95% of employers think their leadership development programs support their organization’s desired culture. But only 37% of employees believe senior management is doing a good job developing future leaders. Only 44% agree leaders have a sincere interest in employees’ well-being.

For employers, this disparity poses three immediate challenges:

Only 39% of the 2012 Towers Watson Global Workforce respondents agreed their leaders are effectively preparing the next generation of leadership. 

Current processes need to evolve in very different ways.

Less than 50% of those surveyed agree leadership development processes are effective. Companies don't always take into account generational differences, cultural differences and personality types. Each employee thinks and reacts differently to communications and decisions. Each leader must decide how effective and appropriate their communication with staff will be, and if that person realizes they have a deficiency, it is crucial they improve.

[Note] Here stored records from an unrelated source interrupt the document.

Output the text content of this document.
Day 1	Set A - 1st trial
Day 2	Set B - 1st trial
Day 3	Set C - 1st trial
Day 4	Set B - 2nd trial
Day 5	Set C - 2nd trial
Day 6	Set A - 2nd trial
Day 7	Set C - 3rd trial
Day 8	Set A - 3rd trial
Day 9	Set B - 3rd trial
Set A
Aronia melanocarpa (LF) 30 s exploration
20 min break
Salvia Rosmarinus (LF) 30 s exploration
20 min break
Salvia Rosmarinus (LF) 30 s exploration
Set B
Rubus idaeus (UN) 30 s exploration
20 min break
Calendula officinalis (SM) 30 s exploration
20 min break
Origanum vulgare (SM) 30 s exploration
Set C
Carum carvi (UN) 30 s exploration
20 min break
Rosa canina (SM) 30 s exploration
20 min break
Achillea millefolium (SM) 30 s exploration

Companies are unsure how to identify and assess new leadership competencies.

As companies look to improve their leaders, they often don’t have a starting point. With a successful competency-based development program, it is crucial to know what base-line attributes and competencies are required for a leader’s position. Additionally, it becomes increasingly difficult to assess existing leaders competency if the organization has not developed their leadership development training pipeline. 

Companies lack the ability to develop and nurture leadership competencies.

Companies are often very inconsistent and rigid in developing their current and next generation leaders. The training they provide new leaders differs starkly from that of their existing leaders. Often after a leader completes the initial training, further training is merely an optional task for a leader to complete. Furthermore, training program curriculums are often very rigid and don’t allow for personalization to each leader.  

In a Bain Company 2008 survey, less than 25% of respondents strongly agreed that “our best people are in the jobs where they add the most value.”  

This means that 75% of respondents believe their best people aren’t in the roles that best suit their abilities. What effect does this have on the organization? How often have people been put in a role because they were the most senior employee on staff, but they weren’t the best for the job? 

Often organizations promote the best engineer, operator, driver, or computer tech to leadership positions because they know their job better than anyone else. While there are great gains in this with job expertise, often these employees lack the basic leadership and communication skills that would make them effective leaders.  

Even further, this survey shows average and even poor performers fill most of a company’s strategic roles while many top performers occupy nonstrategic positions. Companies miss the mark when they don’t put the best people in the best roles. Companies who address this problem often have detailed HR databases that allow them to maximize each employee’s skills and interests.